Let $X_k$ be a set containing $k$ characters: $X_k=\{x_1, x_2, ..., x_k\}$.
$S_n$ is the set of all possible strings encoded by characters in $X_k$ with length $n$: $S_n=\{y_1y_2...y_n|y_i \in X_k, i=1,2,...,n\}$.
$S$ is the union of all $S_n$ (all $k$-encoded strings): $$S=\bigcup_{i=1}^{\infty} S_i$$
Question: Is it possible, or how to write a bijection between $S$ and all reals in $[0,1]$ ? ($[0,1]$ could also be $(0,1)$, $[0,1)$ or $(0,1]$ if the answer is more concise. )
I have found some similar but different questions:
- Bijection between the reals and the set of permutations of the natural numbers. However, the sequence described in this question is infinite, while my strings have all possible lengths.
- A bijection between the reals and infinite binary strings. The strings in this question are still infinite. Besides, they're binary.
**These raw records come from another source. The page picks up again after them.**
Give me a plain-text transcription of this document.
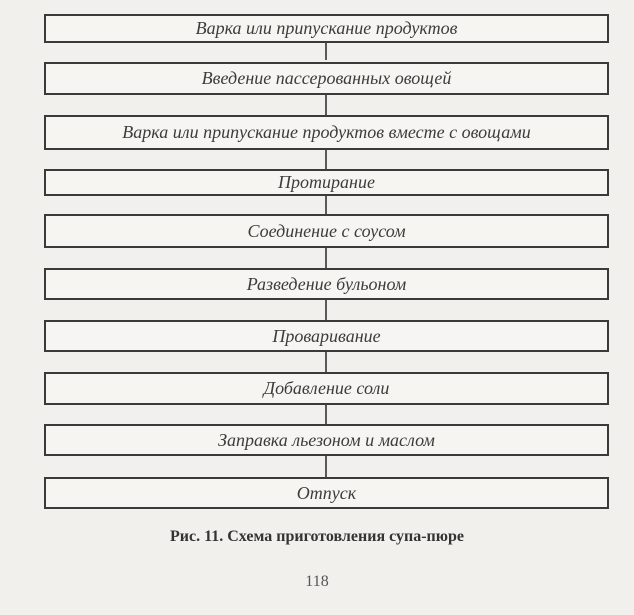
Варка или припускание продуктов
Введение пассерованных овощей
Варка или припускание продуктов вместе с овощами
Протирание
Соединение с соусом
Разведение бульоном
Проваривание
Добавление соли
Заправка льезоном и маслом
Отпуск
Рис. 11. Схема приготовления супа-пюре
118
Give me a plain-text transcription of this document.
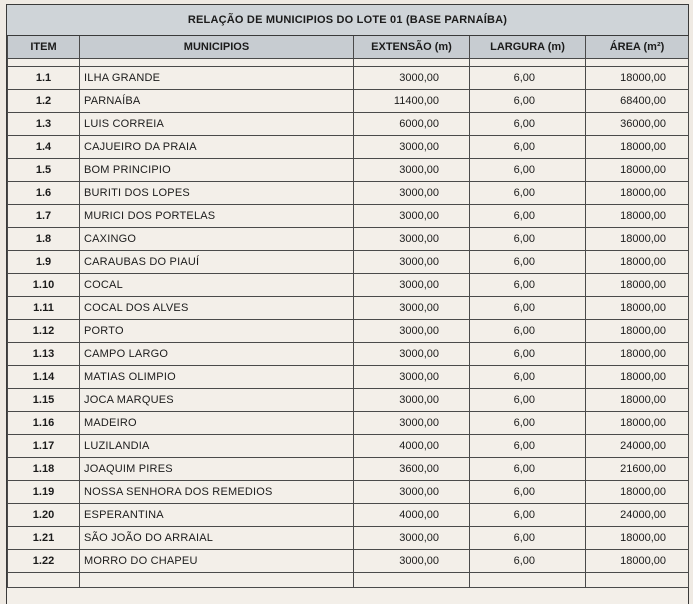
RELAÇÃO DE MUNICIPIOS DO LOTE 01 (BASE PARNAÍBA)
ITEM	MUNICIPIOS	EXTENSÃO (m)	LARGURA (m)	ÁREA (m²)

1.1	ILHA GRANDE	3000,00	6,00	18000,00
1.2	PARNAÍBA	11400,00	6,00	68400,00
1.3	LUIS CORREIA	6000,00	6,00	36000,00
1.4	CAJUEIRO DA PRAIA	3000,00	6,00	18000,00
1.5	BOM PRINCIPIO	3000,00	6,00	18000,00
1.6	BURITI DOS LOPES	3000,00	6,00	18000,00
1.7	MURICI DOS PORTELAS	3000,00	6,00	18000,00
1.8	CAXINGO	3000,00	6,00	18000,00
1.9	CARAUBAS DO PIAUÍ	3000,00	6,00	18000,00
1.10	COCAL	3000,00	6,00	18000,00
1.11	COCAL DOS ALVES	3000,00	6,00	18000,00
1.12	PORTO	3000,00	6,00	18000,00
1.13	CAMPO LARGO	3000,00	6,00	18000,00
1.14	MATIAS OLIMPIO	3000,00	6,00	18000,00
1.15	JOCA MARQUES	3000,00	6,00	18000,00
1.16	MADEIRO	3000,00	6,00	18000,00
1.17	LUZILANDIA	4000,00	6,00	24000,00
1.18	JOAQUIM PIRES	3600,00	6,00	21600,00
1.19	NOSSA SENHORA DOS REMEDIOS	3000,00	6,00	18000,00
1.20	ESPERANTINA	4000,00	6,00	24000,00
1.21	SÃO JOÃO DO ARRAIAL	3000,00	6,00	18000,00
1.22	MORRO DO CHAPEU	3000,00	6,00	18000,00
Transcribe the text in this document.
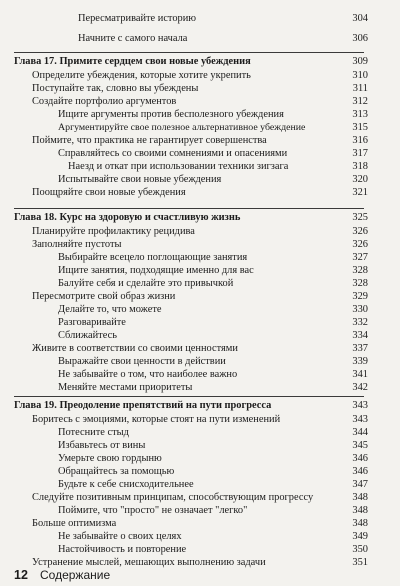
Пересматривайте историю	304
Начните с самого начала	306
Глава 17. Примите сердцем свои новые убеждения	309
Определите убеждения, которые хотите укрепить	310
Поступайте так, словно вы убеждены	311
Создайте портфолио аргументов	312
Ищите аргументы против бесполезного убеждения	313
Аргументируйте свое полезное альтернативное убеждение	315
Поймите, что практика не гарантирует совершенства	316
Справляйтесь со своими сомнениями и опасениями	317
Наезд и откат при использовании техники зигзага	318
Испытывайте свои новые убеждения	320
Поощряйте свои новые убеждения	321
Глава 18. Курс на здоровую и счастливую жизнь	325
Планируйте профилактику рецидива	326
Заполняйте пустоты	326
Выбирайте всецело поглощающие занятия	327
Ищите занятия, подходящие именно для вас	328
Балуйте себя и сделайте это привычкой	328
Пересмотрите свой образ жизни	329
Делайте то, что можете	330
Разговаривайте	332
Сближайтесь	334
Живите в соответствии со своими ценностями	337
Выражайте свои ценности в действии	339
Не забывайте о том, что наиболее важно	341
Меняйте местами приоритеты	342
Глава 19. Преодоление препятствий на пути прогресса	343
Боритесь с эмоциями, которые стоят на пути изменений	343
Потесните стыд	344
Избавьтесь от вины	345
Умерьте свою гордыню	346
Обращайтесь за помощью	346
Будьте к себе снисходительнее	347
Следуйте позитивным принципам, способствующим прогрессу	348
Поймите, что "просто" не означает "легко"	348
Больше оптимизма	348
Не забывайте о своих целях	349
Настойчивость и повторение	350
Устранение мыслей, мешающих выполнению задачи	351
12 Содержание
This question originates from my attempt to map all DNA sequences (4-encoded) to $[0,1]$. Then I was wondering if this question could be expanded to any $k$-encoded string.
The basic idea was to consider every string as a decimal of base $k$. For example, suppose $X_4=\{0,1,2,3\}$, then string "23102" is mapped to 0.23102 (base 4), and string "321" is mapped to 0.321 (base 4). However, string "23102", "231020" and "2310200" will all be mapped to 0.23102 (base 4).
This situation can be circumvented if the string is binary by adding one extra 1 after the string. For example, consider string "01" and "010". Transform them by adding the extra 1, and they become "011" and "0101". Then map them to 0.011 and 0.0101 (both base 2), respectively. This way works because every finite decimal of base 2 will necessarily end up with 1 (and infinite decimals don't have the problem above). But this trick doesn't work when the string is not binary ($k\ne2$).